There are many reasons why bamboo is prized as one of the best flooring materials in the world, but we’re going to list just a few:

  1. Attractiveness  – Bamboo planks are gorgeous in their natural state, showcasing each plant’s unique growth patterns, but various finishes can personalize them to fit in with any décor scheme.
  2. Durability  – Strand woven bamboo is so tough that it’s. That means that it lasts longer before it has to be repaired or refinished instead of wood floors that have to be refinished every decade.
  3. Eco-Friendliness – The bamboo plant is one of the fastest-growing globally, with the species used to make flooring (Moso bamboo) reaching maturity in just 5-7 years, compared with 50-70 for hardwood trees. On top of that, bamboo harvesting does less damage to the local ecosystem than the logging industry, and it often requires only half the amount of shipping.
  4. Cost – Thanks to its short growing time and the minimal labor involved, bamboo flooring is actually way cheaper than most other types of flooring. It’s often as much as two-thirds cheaper than hardwood floors! Add to that the fact that bamboo flooring is much more durable than hardwoods, and you’ll save money over time as well.

Bamboo building materials

Bamboo is one of the most used building materials in Asia, from small little huts to mansions for millionaires. It’s used in all areas of the building, from builders’ tools (i.e., drills, ropes, scaffolding) to the actual parts that make up a house (i.e., water pipes, roofs, and floors).

Bamboo fabric

There are a lot of positives to using bamboo fabric to make clothes, accessories, and soft furnishings, but let’s look at a couple:

  1. It’s more eco-friendly than even organic cotton.
  2. It’s gentle on the skin.
  3. It’s super absorbent.


The written word is one of the key markers of civilization, and China has been using bamboo paper to write on since the Han Dynasty (221 BCE).

As noted above, bamboo is much more eco-friendly than hardwood trees, which means that bamboo paper is greener than traditional paper. This means that no matter how many screwed-up first drafts of your novel currently litter your floor, you’re still helping to save the planet if you wrote them on bamboo paper.

Bamboo Cooking

Well, that’s it for our guide to the best bamboo recipes, and now we’d like to hear from you. Have you tried any of these meals? Are you going to whip one up tonight?

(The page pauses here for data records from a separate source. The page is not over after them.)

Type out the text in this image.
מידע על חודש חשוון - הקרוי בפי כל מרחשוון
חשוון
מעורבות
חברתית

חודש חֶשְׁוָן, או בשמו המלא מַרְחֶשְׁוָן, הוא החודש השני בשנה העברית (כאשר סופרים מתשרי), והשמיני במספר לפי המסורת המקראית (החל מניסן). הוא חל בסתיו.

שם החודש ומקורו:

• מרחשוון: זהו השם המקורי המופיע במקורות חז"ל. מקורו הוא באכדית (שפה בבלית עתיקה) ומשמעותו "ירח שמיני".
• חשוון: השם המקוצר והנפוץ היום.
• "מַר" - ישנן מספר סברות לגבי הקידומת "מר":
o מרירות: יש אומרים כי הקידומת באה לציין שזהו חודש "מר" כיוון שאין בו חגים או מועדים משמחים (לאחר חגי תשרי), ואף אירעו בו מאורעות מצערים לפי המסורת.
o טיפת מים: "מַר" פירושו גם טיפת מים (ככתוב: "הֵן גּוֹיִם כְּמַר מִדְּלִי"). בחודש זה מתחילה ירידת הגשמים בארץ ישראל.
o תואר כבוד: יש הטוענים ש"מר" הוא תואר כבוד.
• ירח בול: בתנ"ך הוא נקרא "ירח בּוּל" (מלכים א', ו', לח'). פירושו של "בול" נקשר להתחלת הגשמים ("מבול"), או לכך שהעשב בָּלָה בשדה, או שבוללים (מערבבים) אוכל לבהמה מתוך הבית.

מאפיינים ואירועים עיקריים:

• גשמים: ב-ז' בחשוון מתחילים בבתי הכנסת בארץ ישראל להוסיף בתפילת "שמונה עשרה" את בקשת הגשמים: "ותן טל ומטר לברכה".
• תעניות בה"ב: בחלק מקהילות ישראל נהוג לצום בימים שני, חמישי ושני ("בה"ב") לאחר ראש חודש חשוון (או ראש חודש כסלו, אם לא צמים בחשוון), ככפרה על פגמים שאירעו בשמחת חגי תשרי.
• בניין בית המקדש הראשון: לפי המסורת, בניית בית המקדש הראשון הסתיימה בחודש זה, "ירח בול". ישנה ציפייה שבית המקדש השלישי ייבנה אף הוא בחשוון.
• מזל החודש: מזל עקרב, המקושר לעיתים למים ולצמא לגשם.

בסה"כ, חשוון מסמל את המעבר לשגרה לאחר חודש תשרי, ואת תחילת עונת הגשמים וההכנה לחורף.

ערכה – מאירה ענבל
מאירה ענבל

Perhaps you’d like to talk about all of the other awesome things that bamboo is used to create. Let us know in the comments section.

Categories: Bamboo Cooking

3 replies

  1. in the last six months I have been studying all things bamboo, from food to building materials. So, I am looking for info to increase my knowledge and use of the grass.

  2. We broke off two shoots from a patch of bamboo growing in our woods today, sauteed them lightly in butter and olive oil along with chopped oyster mushrooms growing on a friendly Hickory tree stump, seasoned with slight garlic, tarragon, salt and pepper. Rice noodles completed the meal. Ah! Springtime in the Smoky Mountains!

    • Hi Lilly and Ezra,

      Bamboo shoots and oyster mushrooms? Sounds yummy! You’re pretty lucky to be able to find such tasty ingredients out in nature so close to home. Thanks for sharing!